PL4 GPU benchmarking?

Task Manager in Windows is not accurate for GPU usage, it also show near 0% when running deepprime.
Afterburner which is more accurate show around 50% usage for Rtx 3080 but power draw is around 80% of the limit.
I also need at least 2 simultaneously processed images to reach max Mpix/sec.
I’ll do some more test to see if I can reach higher speed changing some parameters.

That makes sense. I’ve just fired up a test run with Afterburner monitoring, and that’s showing GPU spikes up to around 65% in places. GPU usage definitely looks like it’s in short bursts, so I’m guessing there’s still room for optimization somewhere, whether in terms of hardware or software.

I was planning on upgrading from the 6700K when Zen 3 ships, and going up from 16 to 32GB RAM as well, so I guess it’ll be interesting to see if a faster CPU with more cores can help keep the GPU loaded, or whether I’m purely GPU bound by the 1080Ti at this point.

I added times for my Surface Book 2 notebook w/ GTX1050, both for running on AC and on battery. Not surprisingly, times are better on AC (D850 images 196 sec, Egypte image 64 seconds) than when on battery (D850 images 252 sec, Egypte image 89 seconds). The integrated Intel 620 GPU processor is marked with an asterisk by DxO (i.e., don’t use); sure enough, it creates errors when trying to run.

This was mentioned in the German DSLR-Forum. So some of the forum names are from there.

Thanks; interesting. Google Translate is quite useful.

A Mac check:

I have an iMac Pro (Base) with a Radeon Pro Vega 56 (8GB) and an Intel Xeon W CPU (8 core, 3.2GHz). Processing a very noisy high ISO Sony A7RM4 image (61.7 MB) it took 20 seconds - about 3 mb/sec. I am used to running batches with Prime so I just walk away and let them run. But the GPU performance for Deep Prime is substantially better than what I used to see.

One note: in my experience, Deep Prime is valuable for high ISO noisy A7RM4 images only - no improvement at all in good light at ISO 100. But, I also have lots of old images shot with Canon Digital Rebel cameras, and these really benefit from the Deep Prime processing.

David

1 Like

Hi
It can also help in recovering shadows

2 Likes

I added my results to the spreadsheet. Surprised to see that no other Mac user has shared results so far.

I’ve added my results to the spreadsheet.

To use the GPU I had to expressly select it in the Preferences, as I’d already established that the Auto setting for Preferences / Performance / Deep Prime Acceleration resulted in the GPU not being used.

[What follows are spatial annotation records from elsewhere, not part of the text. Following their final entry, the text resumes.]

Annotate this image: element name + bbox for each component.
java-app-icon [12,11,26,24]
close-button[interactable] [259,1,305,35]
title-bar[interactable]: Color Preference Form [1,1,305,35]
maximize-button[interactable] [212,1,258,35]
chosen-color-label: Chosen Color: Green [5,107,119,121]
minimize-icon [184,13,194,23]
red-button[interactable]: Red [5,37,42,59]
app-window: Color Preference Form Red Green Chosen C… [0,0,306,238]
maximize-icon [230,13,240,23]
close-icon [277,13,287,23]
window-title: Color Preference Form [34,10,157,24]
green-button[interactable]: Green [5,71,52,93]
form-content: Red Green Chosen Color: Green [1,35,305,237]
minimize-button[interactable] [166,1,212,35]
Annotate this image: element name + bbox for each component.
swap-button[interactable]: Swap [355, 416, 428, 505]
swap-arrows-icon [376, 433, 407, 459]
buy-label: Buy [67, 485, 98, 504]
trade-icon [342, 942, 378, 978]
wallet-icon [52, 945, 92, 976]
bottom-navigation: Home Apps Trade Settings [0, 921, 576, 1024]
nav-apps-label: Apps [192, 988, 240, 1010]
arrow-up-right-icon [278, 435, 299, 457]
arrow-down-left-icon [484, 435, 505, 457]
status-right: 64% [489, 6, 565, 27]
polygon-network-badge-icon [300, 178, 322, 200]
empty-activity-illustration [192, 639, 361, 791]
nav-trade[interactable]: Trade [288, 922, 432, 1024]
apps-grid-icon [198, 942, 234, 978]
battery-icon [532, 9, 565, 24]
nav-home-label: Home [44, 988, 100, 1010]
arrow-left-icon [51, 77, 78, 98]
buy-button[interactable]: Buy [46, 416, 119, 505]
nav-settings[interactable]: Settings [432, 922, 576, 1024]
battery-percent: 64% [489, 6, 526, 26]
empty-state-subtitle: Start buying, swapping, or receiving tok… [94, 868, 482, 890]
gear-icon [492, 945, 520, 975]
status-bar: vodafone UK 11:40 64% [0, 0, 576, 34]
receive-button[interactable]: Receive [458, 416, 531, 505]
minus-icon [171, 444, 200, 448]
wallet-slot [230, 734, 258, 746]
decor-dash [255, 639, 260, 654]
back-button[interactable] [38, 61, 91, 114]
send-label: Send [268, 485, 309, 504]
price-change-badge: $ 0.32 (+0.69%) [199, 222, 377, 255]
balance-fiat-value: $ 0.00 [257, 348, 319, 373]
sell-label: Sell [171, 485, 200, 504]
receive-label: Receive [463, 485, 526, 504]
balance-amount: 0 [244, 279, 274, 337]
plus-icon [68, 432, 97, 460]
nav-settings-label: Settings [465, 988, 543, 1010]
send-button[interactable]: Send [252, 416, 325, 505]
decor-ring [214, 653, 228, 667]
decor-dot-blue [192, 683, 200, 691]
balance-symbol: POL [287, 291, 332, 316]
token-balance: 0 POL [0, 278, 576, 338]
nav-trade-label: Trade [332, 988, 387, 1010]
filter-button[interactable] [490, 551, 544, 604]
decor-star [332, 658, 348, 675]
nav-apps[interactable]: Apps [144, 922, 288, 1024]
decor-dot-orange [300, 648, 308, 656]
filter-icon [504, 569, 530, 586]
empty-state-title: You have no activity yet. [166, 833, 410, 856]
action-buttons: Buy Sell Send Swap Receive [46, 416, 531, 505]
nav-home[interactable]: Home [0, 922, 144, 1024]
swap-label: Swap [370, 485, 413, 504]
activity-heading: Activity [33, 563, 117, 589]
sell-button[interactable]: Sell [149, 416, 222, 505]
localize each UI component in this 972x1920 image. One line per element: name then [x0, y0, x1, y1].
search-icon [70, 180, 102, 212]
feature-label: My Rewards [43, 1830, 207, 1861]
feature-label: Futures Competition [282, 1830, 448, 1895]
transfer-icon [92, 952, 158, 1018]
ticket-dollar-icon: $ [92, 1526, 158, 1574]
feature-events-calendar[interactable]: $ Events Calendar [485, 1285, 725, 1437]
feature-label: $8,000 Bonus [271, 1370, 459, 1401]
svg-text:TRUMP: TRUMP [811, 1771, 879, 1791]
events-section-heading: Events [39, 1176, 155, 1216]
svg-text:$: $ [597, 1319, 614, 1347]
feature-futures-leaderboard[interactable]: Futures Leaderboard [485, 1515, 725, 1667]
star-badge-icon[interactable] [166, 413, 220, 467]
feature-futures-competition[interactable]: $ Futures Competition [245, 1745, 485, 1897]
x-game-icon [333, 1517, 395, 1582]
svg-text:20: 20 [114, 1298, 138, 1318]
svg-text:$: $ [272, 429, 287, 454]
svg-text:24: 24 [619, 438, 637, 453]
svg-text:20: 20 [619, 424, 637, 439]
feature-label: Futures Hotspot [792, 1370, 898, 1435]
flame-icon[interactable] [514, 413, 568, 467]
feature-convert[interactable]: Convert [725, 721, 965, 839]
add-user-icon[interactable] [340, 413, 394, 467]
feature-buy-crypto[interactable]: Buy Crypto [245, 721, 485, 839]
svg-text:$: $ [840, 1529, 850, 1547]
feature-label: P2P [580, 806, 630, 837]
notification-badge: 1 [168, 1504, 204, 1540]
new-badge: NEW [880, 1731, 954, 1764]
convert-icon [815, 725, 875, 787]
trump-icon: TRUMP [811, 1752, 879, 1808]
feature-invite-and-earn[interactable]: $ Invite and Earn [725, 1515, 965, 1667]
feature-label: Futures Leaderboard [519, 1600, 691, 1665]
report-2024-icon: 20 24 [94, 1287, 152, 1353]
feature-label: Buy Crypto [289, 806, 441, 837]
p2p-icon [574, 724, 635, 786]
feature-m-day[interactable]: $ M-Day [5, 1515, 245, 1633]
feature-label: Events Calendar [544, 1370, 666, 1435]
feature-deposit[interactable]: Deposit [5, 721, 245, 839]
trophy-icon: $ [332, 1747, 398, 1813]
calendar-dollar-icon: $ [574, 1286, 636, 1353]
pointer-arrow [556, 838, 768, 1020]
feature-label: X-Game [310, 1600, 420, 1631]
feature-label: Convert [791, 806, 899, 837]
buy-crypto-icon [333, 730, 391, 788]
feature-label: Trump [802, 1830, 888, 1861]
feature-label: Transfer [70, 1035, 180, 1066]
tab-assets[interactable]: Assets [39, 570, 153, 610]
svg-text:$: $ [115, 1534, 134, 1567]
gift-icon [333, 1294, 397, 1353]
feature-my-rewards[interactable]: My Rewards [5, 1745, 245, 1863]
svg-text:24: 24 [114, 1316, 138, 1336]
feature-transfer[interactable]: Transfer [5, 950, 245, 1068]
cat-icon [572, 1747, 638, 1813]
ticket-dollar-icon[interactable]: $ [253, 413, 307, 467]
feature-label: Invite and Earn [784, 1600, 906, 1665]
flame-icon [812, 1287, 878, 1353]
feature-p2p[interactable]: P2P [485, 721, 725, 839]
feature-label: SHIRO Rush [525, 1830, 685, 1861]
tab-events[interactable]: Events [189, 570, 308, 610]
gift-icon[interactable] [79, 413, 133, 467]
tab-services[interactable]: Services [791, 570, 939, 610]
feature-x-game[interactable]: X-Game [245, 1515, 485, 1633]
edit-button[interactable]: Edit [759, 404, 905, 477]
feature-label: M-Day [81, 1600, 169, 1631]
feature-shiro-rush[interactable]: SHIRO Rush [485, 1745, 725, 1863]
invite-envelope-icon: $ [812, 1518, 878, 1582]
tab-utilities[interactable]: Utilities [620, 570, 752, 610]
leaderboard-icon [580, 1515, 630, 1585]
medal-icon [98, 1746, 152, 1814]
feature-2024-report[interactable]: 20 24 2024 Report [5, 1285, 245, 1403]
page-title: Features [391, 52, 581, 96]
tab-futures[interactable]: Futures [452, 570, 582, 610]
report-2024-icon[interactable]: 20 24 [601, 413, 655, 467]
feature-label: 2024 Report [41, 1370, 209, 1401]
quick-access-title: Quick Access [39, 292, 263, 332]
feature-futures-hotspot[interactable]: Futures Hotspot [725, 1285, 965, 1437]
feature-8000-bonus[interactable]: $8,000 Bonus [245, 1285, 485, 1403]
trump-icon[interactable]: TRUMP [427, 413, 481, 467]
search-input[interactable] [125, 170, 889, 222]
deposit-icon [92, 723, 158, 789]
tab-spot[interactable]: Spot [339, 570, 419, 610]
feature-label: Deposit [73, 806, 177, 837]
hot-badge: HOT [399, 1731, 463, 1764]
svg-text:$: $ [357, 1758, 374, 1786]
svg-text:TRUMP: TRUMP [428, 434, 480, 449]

During the EA Beta testing for PhotoLab 4 I was advised that forcing the use of this GPU might cause errors. So far, I’ve exported tens of images with DeepPrime NR (using the EA and commercial releases) without issue.

Is that 61.7 megaBYTES and 3megaBYTES/sec, or are those megaPIXELS?

Added results from my 2013 Mac Pro with 3.3GHz 8-core Xeon, 1TB SSD, 64GB RAM and dual FirePro D500 3GB GPUs. Too bad PhotoLab 4 can’t use both of the GPUs at once. With these images as well as my own, CPU and GPU times have been identical or very nearly so. My MP/s calculation is based on actual pixel dimensions, not camera spec. The D850 wedding images are 33MP, not the camera’s 45MP max - must have been cropped.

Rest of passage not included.